A study by the Joint Center for Housing Studies at Harvard found that children of homeowners (versus renters) had 13-23% higher-quality home environments, math scores up to 9% higher, reading scores up to 7% higher and up to 3% fewer behaviour problems.
as an industry, banking must rediscover the purpose that first made it a public good.
”Instil transparent governance
Trust is the cornerstone of finance. In the 21st century, it must extend beyond neighbours to citizens and institutions.
That’s why good governance is so key.

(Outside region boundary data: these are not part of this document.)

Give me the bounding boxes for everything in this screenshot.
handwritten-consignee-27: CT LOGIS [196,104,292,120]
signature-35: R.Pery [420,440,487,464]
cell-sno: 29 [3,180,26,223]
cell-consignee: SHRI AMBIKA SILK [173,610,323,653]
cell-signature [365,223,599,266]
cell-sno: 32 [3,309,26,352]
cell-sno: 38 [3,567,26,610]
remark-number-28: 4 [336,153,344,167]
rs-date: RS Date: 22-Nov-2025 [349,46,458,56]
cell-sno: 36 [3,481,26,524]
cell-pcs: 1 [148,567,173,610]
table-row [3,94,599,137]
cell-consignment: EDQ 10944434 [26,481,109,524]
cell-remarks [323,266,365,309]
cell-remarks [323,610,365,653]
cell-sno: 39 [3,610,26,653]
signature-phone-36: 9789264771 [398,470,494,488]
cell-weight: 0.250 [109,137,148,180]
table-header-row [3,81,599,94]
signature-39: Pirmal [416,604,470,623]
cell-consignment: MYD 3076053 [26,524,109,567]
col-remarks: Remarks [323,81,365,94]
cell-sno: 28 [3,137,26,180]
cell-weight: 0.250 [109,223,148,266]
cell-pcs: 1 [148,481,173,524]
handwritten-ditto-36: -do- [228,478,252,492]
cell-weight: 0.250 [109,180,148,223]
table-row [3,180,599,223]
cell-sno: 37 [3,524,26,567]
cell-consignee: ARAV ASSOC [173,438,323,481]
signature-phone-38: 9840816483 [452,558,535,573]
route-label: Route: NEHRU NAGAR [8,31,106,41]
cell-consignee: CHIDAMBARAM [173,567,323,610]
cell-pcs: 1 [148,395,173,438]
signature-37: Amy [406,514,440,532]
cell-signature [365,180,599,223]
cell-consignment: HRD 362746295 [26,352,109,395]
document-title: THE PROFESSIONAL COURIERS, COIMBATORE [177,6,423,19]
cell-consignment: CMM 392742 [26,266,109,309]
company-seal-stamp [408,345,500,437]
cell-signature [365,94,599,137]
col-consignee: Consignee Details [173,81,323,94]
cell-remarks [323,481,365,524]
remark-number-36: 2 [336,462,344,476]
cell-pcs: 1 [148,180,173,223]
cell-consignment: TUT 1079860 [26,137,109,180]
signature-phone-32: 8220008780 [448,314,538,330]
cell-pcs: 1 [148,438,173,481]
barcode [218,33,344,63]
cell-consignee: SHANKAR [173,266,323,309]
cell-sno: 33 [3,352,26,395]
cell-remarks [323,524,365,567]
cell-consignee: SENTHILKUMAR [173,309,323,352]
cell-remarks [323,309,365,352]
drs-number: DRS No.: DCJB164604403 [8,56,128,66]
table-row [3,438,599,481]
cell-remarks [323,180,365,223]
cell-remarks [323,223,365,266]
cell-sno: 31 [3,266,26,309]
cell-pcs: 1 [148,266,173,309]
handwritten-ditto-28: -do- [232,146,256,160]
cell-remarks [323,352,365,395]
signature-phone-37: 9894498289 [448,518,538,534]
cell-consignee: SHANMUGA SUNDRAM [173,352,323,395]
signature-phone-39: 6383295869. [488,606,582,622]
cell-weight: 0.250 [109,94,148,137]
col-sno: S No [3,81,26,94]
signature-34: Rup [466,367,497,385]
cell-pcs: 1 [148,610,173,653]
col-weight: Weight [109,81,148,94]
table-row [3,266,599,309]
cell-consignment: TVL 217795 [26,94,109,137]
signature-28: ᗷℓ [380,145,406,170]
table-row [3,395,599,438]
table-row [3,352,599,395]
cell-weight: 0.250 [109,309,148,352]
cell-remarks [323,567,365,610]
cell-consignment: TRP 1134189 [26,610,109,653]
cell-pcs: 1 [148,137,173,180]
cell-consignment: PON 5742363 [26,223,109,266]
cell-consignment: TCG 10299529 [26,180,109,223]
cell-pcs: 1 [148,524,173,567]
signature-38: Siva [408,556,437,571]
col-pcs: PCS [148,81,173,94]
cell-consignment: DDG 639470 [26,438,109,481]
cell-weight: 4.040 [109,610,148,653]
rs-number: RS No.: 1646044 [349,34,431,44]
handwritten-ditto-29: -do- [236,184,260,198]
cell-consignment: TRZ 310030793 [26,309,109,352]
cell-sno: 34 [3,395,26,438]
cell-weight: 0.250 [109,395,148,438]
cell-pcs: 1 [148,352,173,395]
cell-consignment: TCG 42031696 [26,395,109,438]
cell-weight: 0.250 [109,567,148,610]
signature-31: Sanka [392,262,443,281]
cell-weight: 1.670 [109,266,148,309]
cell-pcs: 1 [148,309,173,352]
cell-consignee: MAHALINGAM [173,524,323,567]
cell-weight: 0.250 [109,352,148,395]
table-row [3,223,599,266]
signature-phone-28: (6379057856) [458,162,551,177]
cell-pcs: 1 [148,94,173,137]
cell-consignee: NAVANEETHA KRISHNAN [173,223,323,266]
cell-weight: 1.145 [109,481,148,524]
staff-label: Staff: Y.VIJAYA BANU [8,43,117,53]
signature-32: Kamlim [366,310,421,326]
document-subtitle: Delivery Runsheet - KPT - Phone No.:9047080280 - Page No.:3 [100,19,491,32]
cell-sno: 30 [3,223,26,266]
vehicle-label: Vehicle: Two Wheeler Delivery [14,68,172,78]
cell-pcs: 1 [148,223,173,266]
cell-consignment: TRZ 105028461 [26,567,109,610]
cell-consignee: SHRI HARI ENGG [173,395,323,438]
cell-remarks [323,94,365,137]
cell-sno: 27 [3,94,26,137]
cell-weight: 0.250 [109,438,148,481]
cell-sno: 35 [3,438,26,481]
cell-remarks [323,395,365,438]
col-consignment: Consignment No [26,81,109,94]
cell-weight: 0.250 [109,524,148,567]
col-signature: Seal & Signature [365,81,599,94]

Here are several key principles that can serve as a strong governance model that fosters trust:
- Transparency around how decisions are made, who makes them and how information is shared.
- Integrating sustainability into risk management and board accountability.
- Strengthening data quality for credible evidence-based decision making.
- Centring ethics in decision-making, placing people and planet first.
- Regular team training on integrity and speak-up culture to ensure diversity in contribution and that employees uphold principles.
Banco Montepio’s work in this area was recognized by the UN Global Compact as Advanced under the Transformational Governance framework for SDG16 – Peace, Justice and Strong Institutions.
Other institutions can adopt these principles to move the industry forward and create better outcomes for society.
What is the Forum doing to improve the global banking system?
Going back to banking’s roots
Only this October did world leaders gather for the International Monetary Fund and World Bank meetings to debate how to make global growth more inclusive and sustainable.
These conversations are crucial but their success will depend on something older and simpler: the belief that we are responsible for one another.
Modern banking can still draw inspiration and wisdom from its roots – that finance is more than a system of transactions and at its core, it is a social contract. The tools may change – algorithms instead of ledgers, data instead of coins – but the essence is timeless: prosperity must be shared to be sustained.
To advance its own impact, Banco Montepio is focusing on three key priorities.
- Moving from measurement to action on net zero and helping clients build realistic decarbonization paths that support a just transition.
- Advancing governance and data systems, ensuring not only transparency and accountability but also the economic and financial performance that allows us to reinvest in the economy, society and in new opportunities that emerge from change.
- Deepening inclusion, particularly in youth housing, entrepreneurship that develops skills, to foster self-employment and build stronger community partnerships.
More importantly, as an industry, banking must rediscover the purpose that first made it a public good. The future of finance depends on who leads it with meaning.